The Parthian Books and Library of Wales Award for Outstanding Impact in Culture and the Arts

Winner

Kate Spiller

College of Arts and Humanities

“Cymunedau Cystylltiedig (Connected Communities)”

Connected Communities celebrates the history of the Swansea Valley and beyond, promoting community engagement by researchers, students and professional partners through the co-creation and development of activities, research skills and outputs. The project continues to expand, designing successful projects, funding applications and strategies led by the community and researcher network (including applications to the HLF, Wren and CADW).

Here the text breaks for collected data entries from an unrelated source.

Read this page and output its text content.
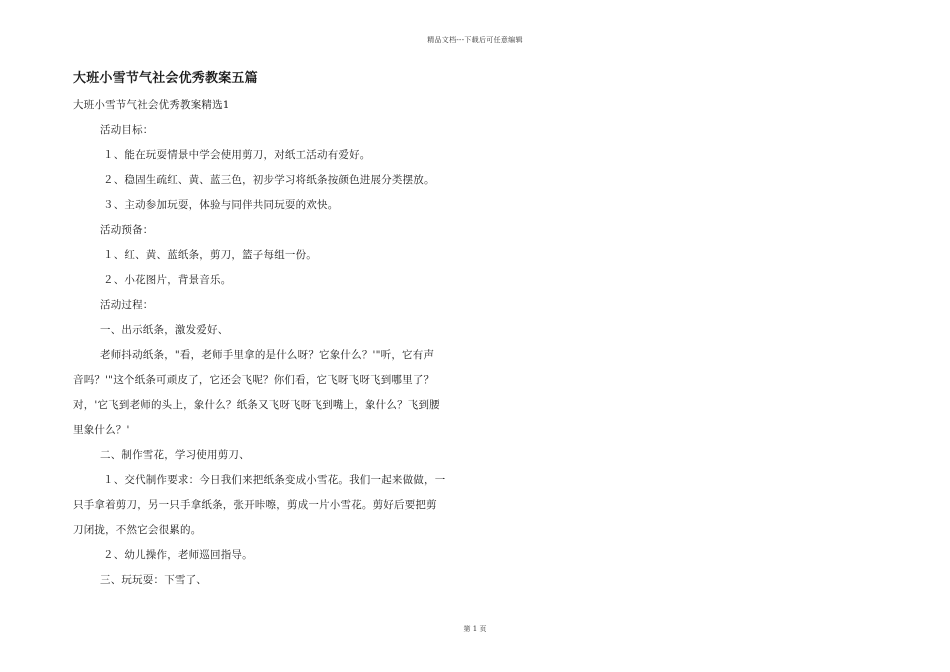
精品文档---下载后可任意编辑
大班小雪节气社会优秀教案五篇
大班小雪节气社会优秀教案精选1
活动目标：
１、能在玩耍情景中学会使用剪刀，对纸工活动有爱好。
２、稳固生疏红、黄、蓝三色，初步学习将纸条按颜色进展分类摆放。
３、主动参加玩耍，体验与同伴共同玩耍的欢快。
活动预备：
１、红、黄、蓝纸条，剪刀，篮子每组一份。
２、小花图片，背景音乐。
活动过程：
一、出示纸条，激发爱好、
老师抖动纸条，"看，老师手里拿的是什么呀？它象什么？'"听，它有声
音吗？'"这个纸条可顽皮了，它还会飞呢？你们看，它飞呀飞呀飞到哪里了？
对，'它飞到老师的头上，象什么？纸条又飞呀飞呀飞到嘴上，象什么？飞到腰
里象什么？'
二、制作雪花，学习使用剪刀、
１、交代制作要求：今日我们来把纸条变成小雪花。我们一起来做做，一
只手拿着剪刀，另一只手拿纸条，张开咔嚓，剪成一片小雪花。剪好后要把剪
刀闭拢，不然它会很累的。
２、幼儿操作，老师巡回指导。
三、玩玩耍：下雪了、
第 1 页
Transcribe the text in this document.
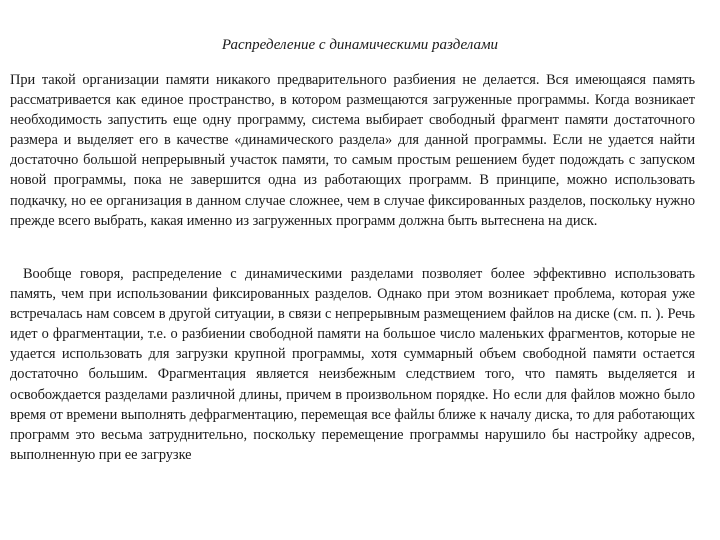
Распределение с динамическими разделами

При такой организации памяти никакого предварительного разбиения не делается. Вся имеющаяся память рассматривается как единое пространство, в котором размещаются загруженные программы. Когда возникает необходимость запустить еще одну программу, система выбирает свободный фрагмент памяти достаточного размера и выделяет его в качестве «динамического раздела» для данной программы. Если не удается найти достаточно большой непрерывный участок памяти, то самым простым решением будет подождать с запуском новой программы, пока не завершится одна из работающих программ. В принципе, можно использовать подкачку, но ее организация в данном случае сложнее, чем в случае фиксированных разделов, поскольку нужно прежде всего выбрать, какая именно из загруженных программ должна быть вытеснена на диск.

Вообще говоря, распределение с динамическими разделами позволяет более эффективно использовать память, чем при использовании фиксированных разделов. Однако при этом возникает проблема, которая уже встречалась нам совсем в другой ситуации, в связи с непрерывным размещением файлов на диске (см. п. ). Речь идет о фрагментации, т.е. о разбиении свободной памяти на большое число маленьких фрагментов, которые не удается использовать для загрузки крупной программы, хотя суммарный объем свободной памяти остается достаточно большим. Фрагментация является неизбежным следствием того, что память выделяется и освобождается разделами различной длины, причем в произвольном порядке. Но если для файлов можно было время от времени выполнять дефрагментацию, перемещая все файлы ближе к началу диска, то для работающих программ это весьма затруднительно, поскольку перемещение программы нарушило бы настройку адресов, выполненную при ее загрузке
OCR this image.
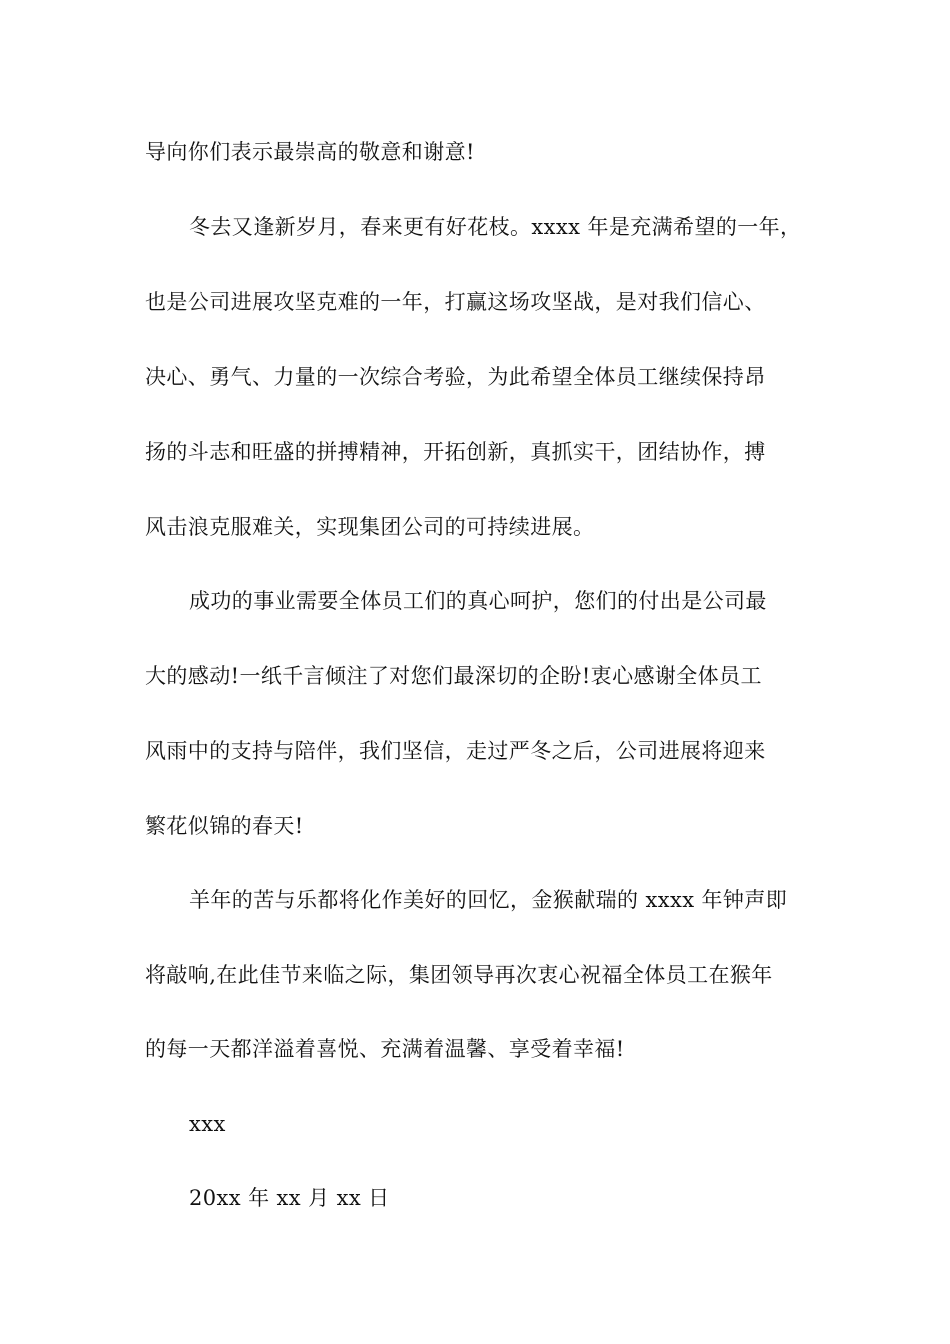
导向你们表示最崇高的敬意和谢意!
冬去又逢新岁月，春来更有好花枝。xxxx 年是充满希望的一年，
也是公司进展攻坚克难的一年，打赢这场攻坚战，是对我们信心、
决心、勇气、力量的一次综合考验，为此希望全体员工继续保持昂
扬的斗志和旺盛的拼搏精神，开拓创新，真抓实干，团结协作，搏
风击浪克服难关，实现集团公司的可持续进展。
成功的事业需要全体员工们的真心呵护，您们的付出是公司最
大的感动!一纸千言倾注了对您们最深切的企盼!衷心感谢全体员工
风雨中的支持与陪伴，我们坚信，走过严冬之后，公司进展将迎来
繁花似锦的春天!
羊年的苦与乐都将化作美好的回忆，金猴献瑞的 xxxx 年钟声即
将敲响,在此佳节来临之际，集团领导再次衷心祝福全体员工在猴年
的每一天都洋溢着喜悦、充满着温馨、享受着幸福!
xxx
20xx 年 xx 月 xx 日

The project encourages collaboration with a broad range of professional partners, including local and national art galleries, museums, archives, libraries, charitable trusts and local authorities. It enables engagement by the project network with hard to reach members of the local community and the development of research and transferable skills with diverse groups from ‘Communities First’ areas, substantially strengthening the University’s reach into some of the most marginalised parts of our locality.  

Judges’ comments

“A wonderfully innovative project focused on the the history of the Swansea Valley and beyond and promotion of community engagement. It brings together researchers, students and project partners in real and exciting ways to make a difference to how communities engage with their hi(stories)”.

“There is a real legacy here”

Runners up

Prof. Daniel G. Williams, Prof. David Britton, Prof. Tudur Hallam and Dr Elizabeth Wride

College of Arts and Humanities

“Dylan Live: ‘Rediscovering Dylan’”

‘Dylan Live’ is a bilingual performance combining lecture with poetry, graphics, jazz and hip hop. It is a journey towards ‘Rediscovering Dylan’ based on collaboration between the Richard Burton Centre, Research Institute for Arts and Humanities,  Literature Wales and the UK’s Festival of the Humanities.

‘Dylan Live’ was conceptualised to engage new audiences in the Dylan Thomas legacy during the centenary year of the poet’s birth by adapting an innovative multimedia performative approach. It also had a specific educational agenda as part of the ‘Developing Dylan 100’ project funded by Literature Wales.

The performance launched with a Wales-wide tour in February 2014. In May 2014, it reached an international audience with a performance at the prestigious PEN World Voices Festival in New York City.

Judges’ comments

“Connected Swansea University’s Dylan Thomas brand to local, national and international audiences; has showcased Swansea as a UK hub for Humanities activity”

 

Dr Francesca Rhydderch

College of Arts and Humanities

“Award-winning new writing: from Wales to the world”

In 2014, Dr Rhydderch won the Wales Book of the Year Fiction Prize for her début novel The Rice Paper Diaries. In the same year, her story The Taxidermist’s Daughter was shortlisted for the BBC National Short Story Award. The combined impact of these individual achievements has included high-circulation publication, broadcasts and translation. It has resulted in the raised profile of her publisher, Seren Books, and has significantly increased the profile of Welsh writing in English in Wales, the rest of the UK, and internationally. The work has resulted in new writing being taken from Wales to the wider world, notably through the sale of the rights of The Rice Paper Diaries to China, where audiences as yet know little of Wales and Welsh writing.

Judges’ comments

“Rydderch is building international profile for Welsh writing. Strong partnerships established with arts organisations and exciting plans to develop links with the publishing industry to benefit students”.